Un programme national visant à développer le potentiel laitier du pays a été récemment mis en place et permet aux éleveurs d’obtenir une étable et une vache dont le taux de production est normalement supérieur aux vaches sénégalaises que ne produisent que 300 litres/an (contre 7000litres/an pour des vaches européennes). Ces « super » vaches sont donc le plus souvent importées d’Europe et plsu particulièrement des Pays-Bas. OR, la plupart périssent à cause des conditions climatiques auxquelles ne s’adaptent pas. Il a fallu attendre février 2019 pour que le gouvernement sénégalais prenne une nouvelle mesure pour venir en aide à ses petits producteurs, il s’agit de l’exemption de la TVA sur le lait pasteurisé au Sénégal. Mais aujourd’hui encore peu a été entrepris.

À l’avenir, quelles solutions ?

Alors que la situation risque de s’amplifier avec l’arrivée des excédents et des invendus accumulés durant la crise sanitaire, différentes organisations internationales et locales viennent en aide aux acteurs de la production laitière sénégalaise et demandent au gouvernement d’imposer des droits de douane plus conséquents sur l’importation du lait en poudre. En effet, la taxe imposée est aujourd’hui de 5% sur le lait en poudre en provenance de l’Union Européenne, en vertu du tarif extérieur commun appliqué par la Communauté économique des Etats d’Afrique de l’Ouest (Cédéao). Un plaidoyer est actuellement mené au niveau de la Cédéao pour faire émerger une industrie régionale compétitive et professionnaliser la filière laitière. Cependant, cela mettra du temps et n’empêchera pas pour autant l’arrivée en masse de produits européens non consommés (ou non vendus) en Europe dans les marchés et supermarchés sénégalais.

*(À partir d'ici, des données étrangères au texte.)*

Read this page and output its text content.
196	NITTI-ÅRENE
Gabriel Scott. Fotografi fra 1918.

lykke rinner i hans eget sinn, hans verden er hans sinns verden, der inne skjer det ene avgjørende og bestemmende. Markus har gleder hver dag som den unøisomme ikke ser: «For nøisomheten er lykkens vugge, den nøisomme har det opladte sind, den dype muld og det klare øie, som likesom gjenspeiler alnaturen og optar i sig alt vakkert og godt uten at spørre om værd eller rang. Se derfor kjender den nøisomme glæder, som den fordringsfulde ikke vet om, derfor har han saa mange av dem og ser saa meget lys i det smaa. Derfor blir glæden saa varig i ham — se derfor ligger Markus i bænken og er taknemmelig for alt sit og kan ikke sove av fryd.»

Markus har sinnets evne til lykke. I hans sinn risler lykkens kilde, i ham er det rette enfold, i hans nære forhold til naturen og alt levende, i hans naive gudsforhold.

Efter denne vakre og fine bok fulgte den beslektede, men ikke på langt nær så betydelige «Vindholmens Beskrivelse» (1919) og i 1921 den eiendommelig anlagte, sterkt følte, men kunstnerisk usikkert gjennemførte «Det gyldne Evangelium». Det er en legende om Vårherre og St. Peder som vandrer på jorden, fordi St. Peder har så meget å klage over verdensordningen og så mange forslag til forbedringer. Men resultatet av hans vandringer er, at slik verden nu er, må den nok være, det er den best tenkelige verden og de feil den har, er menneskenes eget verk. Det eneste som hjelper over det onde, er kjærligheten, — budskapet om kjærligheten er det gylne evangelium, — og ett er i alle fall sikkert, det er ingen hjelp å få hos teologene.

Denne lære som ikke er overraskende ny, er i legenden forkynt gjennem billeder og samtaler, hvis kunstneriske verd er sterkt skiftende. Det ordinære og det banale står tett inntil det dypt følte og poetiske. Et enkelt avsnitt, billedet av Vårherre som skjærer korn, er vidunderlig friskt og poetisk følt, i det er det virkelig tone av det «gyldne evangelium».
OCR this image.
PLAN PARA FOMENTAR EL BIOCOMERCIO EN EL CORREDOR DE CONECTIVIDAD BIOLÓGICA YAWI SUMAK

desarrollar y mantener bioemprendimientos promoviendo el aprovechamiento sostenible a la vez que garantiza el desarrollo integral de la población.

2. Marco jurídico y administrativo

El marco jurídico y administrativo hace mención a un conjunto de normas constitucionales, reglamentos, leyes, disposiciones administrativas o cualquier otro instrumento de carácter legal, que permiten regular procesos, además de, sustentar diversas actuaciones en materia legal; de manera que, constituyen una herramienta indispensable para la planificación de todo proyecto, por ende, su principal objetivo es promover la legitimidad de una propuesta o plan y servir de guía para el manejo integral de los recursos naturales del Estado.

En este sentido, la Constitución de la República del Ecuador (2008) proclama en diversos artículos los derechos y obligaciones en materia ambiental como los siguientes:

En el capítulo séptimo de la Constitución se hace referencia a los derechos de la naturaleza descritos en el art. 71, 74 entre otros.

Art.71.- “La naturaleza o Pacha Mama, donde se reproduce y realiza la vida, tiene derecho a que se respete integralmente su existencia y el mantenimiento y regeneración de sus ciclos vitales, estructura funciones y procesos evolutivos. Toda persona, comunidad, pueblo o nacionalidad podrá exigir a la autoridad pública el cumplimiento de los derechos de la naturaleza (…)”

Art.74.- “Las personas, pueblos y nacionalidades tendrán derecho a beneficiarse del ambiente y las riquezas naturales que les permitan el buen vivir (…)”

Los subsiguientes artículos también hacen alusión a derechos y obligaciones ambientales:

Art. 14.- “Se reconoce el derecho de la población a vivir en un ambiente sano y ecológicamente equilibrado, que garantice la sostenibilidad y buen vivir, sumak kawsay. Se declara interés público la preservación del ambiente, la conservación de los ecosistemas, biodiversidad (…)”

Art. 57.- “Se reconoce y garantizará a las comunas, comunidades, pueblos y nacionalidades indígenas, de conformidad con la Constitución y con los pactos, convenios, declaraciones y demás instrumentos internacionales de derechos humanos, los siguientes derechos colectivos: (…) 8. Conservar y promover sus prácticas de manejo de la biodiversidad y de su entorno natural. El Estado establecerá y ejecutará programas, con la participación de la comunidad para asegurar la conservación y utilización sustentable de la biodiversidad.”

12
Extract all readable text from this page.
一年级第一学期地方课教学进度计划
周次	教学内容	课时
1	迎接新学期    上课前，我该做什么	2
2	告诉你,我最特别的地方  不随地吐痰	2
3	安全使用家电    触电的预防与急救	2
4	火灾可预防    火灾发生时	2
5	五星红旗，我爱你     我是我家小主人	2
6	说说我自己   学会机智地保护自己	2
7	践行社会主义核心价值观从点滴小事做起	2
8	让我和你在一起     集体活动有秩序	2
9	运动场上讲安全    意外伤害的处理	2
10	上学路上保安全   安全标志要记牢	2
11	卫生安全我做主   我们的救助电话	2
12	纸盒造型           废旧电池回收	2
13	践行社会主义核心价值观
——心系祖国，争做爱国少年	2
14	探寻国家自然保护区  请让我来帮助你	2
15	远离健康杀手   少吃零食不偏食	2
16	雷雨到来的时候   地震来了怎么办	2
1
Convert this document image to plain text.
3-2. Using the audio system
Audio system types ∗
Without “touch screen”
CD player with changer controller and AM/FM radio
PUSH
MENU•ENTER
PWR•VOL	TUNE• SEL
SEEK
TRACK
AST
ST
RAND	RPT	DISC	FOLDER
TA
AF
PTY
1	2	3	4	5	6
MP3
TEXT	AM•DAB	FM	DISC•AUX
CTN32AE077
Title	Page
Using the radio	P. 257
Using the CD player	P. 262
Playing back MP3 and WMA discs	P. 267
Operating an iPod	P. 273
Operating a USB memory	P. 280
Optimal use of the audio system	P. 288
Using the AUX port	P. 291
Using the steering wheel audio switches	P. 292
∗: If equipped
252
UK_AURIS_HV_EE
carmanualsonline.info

L’absurdité d’une telle situation amène à se poser de nombreuses questions. L’accroissement de produits à bas prix dans des pays émergents ne serait-il pas un accès à la nourriture pour plus de personnes, et notamment aux plus démunis ? Bien que le Sénégal se développe de manière exponentielle, la faim y est encore présente. De plus, bien que l’augmentation des droits de douane sur l’importation des produits reste une bonne initiative pour soutenir les producteurs locaux, l’aide financière à ces dernières ne serait-elle pas une priorité plus urgente ? Les éleveurs se meurent face aux coûts de l’élevage de vaches. Pour favoriser la production locale, il faut donc s’assurer dans un premier temps que les agriculteurs et éleveurs ont la capacité pour faire perdurer leur activité.

D’un autre point de vue, que faire des éleveurs et agriculteurs européens qui peinent à pérenniser leur activité ? L’arrêt d’une telle exportation viendrait impacter de manière certaine l’économie de l’Union Européenne et donc les fonds, aides, subsides reversés aux producteurs agricoles européens. Il est à noter et à rappeler que le pourcentage d’agriculteurs et d’éleveurs européens a diminué de moitié en 10 ans.

Finalement, la question principale serait de savoir s’il est possible de créer une équation stable et équitable soutenant les producteurs du Nord et du Sud. À la lumière de cet état des lieux, il paraît également indispensable que les décideu·r·se·s du monde entier se penchent sur la nécessité de considérer la valeur finie de leurs terres et plus largement de leurs ressources.